Grospixels, à mon sens et à ce que je puis comprendre, a deux objectifs précis. Tout d'abord, l'archivage. Il s'agit d'enregistrer, dans une base de données de plus en plus importante, passent les jours et les semaines, un nombre toujours plus grand de jeux divers à la façon d'une grande encyclopédie. Ensuite, la découverte : si Grospixels ne s'arrêtait jamais que sur les jeux les plus connus de son média, il aurait sans doute rempli sa mission dès sa première année d'existence et aurait construit un genre de musée froid et désert, garni de vitrines et de plaques de verre poussiéreuses sur lesquelles personne ne posera plus jamais un regard.
De là, il me paraît important de concilier ces deux aspects d'un seul mouvement : et si je me permets, aujourd'hui, d'évoquer un jeu très récent, c'est précisément pour qu'à l'avenir, il ne se perde dans les flots du temps car, hélas, il fait partie de cette frange de titres qui tombent très facilement dans l'oubli, et que l'on risque de ne jamais retrouver, même des années plus tard.

999: Nine Hours, Nine Persons, Nine Doors, sorti en 2009 au Japon et 2010 aux États-Unis sur Nintendo DS et autrement appelé ici 999, possède en effet deux tares qui l'empêchent d'être autre chose qu'une « curiosité » pour le commun des mortels, et ce malgré ses nombreuses qualités.
D'une, ce jeu japonais n'est jamais parvenu en Europe et ce malgré une localisation américaine. Bien entendu, cela n'a pas empêché d'autres jeux du même ordre de connaître une meilleure renommée (Final Fantasy VI, Earthbound...) mais, malgré tout, cela prive nombre d'Européens ne pratiquant pas l'anglais de s'y essayer.
De deux, il appartient au genre dit de la visual novel, du même type qu'un Radical Dreamers ou qu'un Phoenix Wright, genre peu goûté, on le sait, d'une grande majorité de joueurs pour plusieurs raisons plus ou moins légitimes, sur lesquelles je reviendrai.
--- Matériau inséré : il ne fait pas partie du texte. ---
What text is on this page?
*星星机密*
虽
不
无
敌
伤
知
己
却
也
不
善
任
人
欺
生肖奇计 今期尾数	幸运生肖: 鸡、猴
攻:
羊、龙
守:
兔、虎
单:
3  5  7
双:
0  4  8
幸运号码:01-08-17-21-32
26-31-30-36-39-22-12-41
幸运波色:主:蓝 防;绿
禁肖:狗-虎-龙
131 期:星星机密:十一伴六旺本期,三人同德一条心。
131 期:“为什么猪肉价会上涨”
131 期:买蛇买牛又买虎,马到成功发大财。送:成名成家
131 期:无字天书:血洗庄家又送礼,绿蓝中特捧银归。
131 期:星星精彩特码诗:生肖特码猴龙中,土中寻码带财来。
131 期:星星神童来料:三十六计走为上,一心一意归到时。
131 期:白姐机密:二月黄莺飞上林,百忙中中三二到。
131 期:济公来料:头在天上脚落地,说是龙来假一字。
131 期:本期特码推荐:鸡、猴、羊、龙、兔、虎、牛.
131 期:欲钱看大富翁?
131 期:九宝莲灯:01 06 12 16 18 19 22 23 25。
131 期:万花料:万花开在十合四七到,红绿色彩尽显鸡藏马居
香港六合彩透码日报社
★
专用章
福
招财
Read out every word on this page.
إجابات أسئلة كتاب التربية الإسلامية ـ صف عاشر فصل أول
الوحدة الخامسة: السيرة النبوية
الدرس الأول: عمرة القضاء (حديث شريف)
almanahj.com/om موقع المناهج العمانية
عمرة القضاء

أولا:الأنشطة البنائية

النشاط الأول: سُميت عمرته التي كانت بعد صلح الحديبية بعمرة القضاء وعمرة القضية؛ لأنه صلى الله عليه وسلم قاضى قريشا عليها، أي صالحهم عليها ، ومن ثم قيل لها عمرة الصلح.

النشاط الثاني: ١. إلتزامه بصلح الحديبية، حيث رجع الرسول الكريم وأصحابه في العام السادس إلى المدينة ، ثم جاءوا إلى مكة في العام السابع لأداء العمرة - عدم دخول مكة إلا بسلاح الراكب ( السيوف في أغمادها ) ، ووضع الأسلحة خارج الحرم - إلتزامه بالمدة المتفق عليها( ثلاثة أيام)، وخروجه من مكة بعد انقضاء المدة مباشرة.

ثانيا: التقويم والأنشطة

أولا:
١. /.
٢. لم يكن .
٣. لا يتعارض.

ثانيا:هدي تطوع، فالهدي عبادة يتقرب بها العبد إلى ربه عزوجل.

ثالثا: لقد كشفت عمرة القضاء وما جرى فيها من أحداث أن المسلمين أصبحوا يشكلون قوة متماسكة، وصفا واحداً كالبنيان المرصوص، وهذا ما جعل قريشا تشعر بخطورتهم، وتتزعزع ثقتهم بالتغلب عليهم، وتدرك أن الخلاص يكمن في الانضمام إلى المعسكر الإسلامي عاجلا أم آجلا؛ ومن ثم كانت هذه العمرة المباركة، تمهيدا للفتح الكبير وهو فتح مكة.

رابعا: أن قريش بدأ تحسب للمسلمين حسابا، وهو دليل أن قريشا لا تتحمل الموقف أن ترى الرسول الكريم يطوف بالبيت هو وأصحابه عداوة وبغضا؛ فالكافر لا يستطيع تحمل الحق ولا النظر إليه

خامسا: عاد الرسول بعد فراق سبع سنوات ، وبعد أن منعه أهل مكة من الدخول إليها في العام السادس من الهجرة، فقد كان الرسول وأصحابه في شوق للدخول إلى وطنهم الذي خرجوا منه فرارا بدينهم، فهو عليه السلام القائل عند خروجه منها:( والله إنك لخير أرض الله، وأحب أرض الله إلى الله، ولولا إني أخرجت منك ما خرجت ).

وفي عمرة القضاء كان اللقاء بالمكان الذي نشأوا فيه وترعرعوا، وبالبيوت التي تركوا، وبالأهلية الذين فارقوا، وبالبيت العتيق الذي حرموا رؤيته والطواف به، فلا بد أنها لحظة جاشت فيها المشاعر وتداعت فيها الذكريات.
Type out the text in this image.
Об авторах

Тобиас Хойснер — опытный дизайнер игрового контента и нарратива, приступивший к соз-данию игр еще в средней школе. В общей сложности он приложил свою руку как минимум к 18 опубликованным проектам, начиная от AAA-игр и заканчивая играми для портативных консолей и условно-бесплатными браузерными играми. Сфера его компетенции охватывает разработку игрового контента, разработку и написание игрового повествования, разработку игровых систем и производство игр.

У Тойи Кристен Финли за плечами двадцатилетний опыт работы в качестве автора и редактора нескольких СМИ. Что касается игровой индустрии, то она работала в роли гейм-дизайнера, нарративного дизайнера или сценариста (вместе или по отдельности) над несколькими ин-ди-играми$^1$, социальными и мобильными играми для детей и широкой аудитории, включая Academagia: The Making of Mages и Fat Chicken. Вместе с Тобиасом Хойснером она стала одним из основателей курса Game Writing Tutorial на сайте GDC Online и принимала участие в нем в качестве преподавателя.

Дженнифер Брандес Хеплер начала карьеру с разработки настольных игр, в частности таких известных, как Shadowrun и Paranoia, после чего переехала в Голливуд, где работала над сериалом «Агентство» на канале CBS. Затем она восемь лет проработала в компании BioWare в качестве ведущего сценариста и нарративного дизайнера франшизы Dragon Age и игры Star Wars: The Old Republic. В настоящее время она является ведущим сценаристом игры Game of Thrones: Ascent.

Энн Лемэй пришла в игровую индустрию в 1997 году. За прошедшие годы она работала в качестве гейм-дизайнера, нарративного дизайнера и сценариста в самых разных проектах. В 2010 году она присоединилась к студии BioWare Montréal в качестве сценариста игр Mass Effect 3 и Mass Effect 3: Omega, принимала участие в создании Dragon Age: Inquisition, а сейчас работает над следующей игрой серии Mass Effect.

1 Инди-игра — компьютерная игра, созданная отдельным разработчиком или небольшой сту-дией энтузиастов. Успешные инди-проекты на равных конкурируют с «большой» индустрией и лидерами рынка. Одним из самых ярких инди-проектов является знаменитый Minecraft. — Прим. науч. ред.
Si l'on ajoute à cela une distribution un peu chiche aux États-Unis qui a rendu le jeu très rapidement introuvable et ce malgré son accueil critique favorable, l'on aurait là l'un de ces jeux rares que seuls les spécialistes se targuent de connaître mais que je propose, ici, de vous faire découvrir.

Le genre de la visual novel, ou « roman visuel » comme on dit en France et en Navarre, est un genre de jeu qui se caractérise par la prédominance de son scénario, de son histoire et de ses personnages et non par son gameplay, généralement réduit à sa plus simple expression. Il s'agit pour le joueur de lire une histoire comme il le ferait d'un roman, si ce n'est qu'à certains instants on lui demandera de choisir une réplique à prononcer ou de prendre une décision pour influencer la suite de l'histoire. Façon de « livre dont vous êtes le héros » simplifié à l'extrême, il peut être mélangé à d'autres genres de jeu, comme le RPG ou, comme ici, le jeu d'aventure ou le point'n click si l'on préfère ce terme.
Il ne s'agit pas alors vraiment de « jouer » mais plutôt de suivre une histoire, et celle-ci de passer surtout par du texte et non par un autre moyen plus ludique, comme j'ai essayé de le montrer par le passé pour Braid ou The Path : aussi, si l'on est plutôt réfractaire à l'exercice, nul doute que l'on jugera la tentative plutôt vaine. Du reste, la chose est périlleuse, car si l'histoire n'est pas fascinante, et si elle ne sait pas nous tenir en haleine, alors l'on ne pourra pas, non plus, apprécier ce jeu.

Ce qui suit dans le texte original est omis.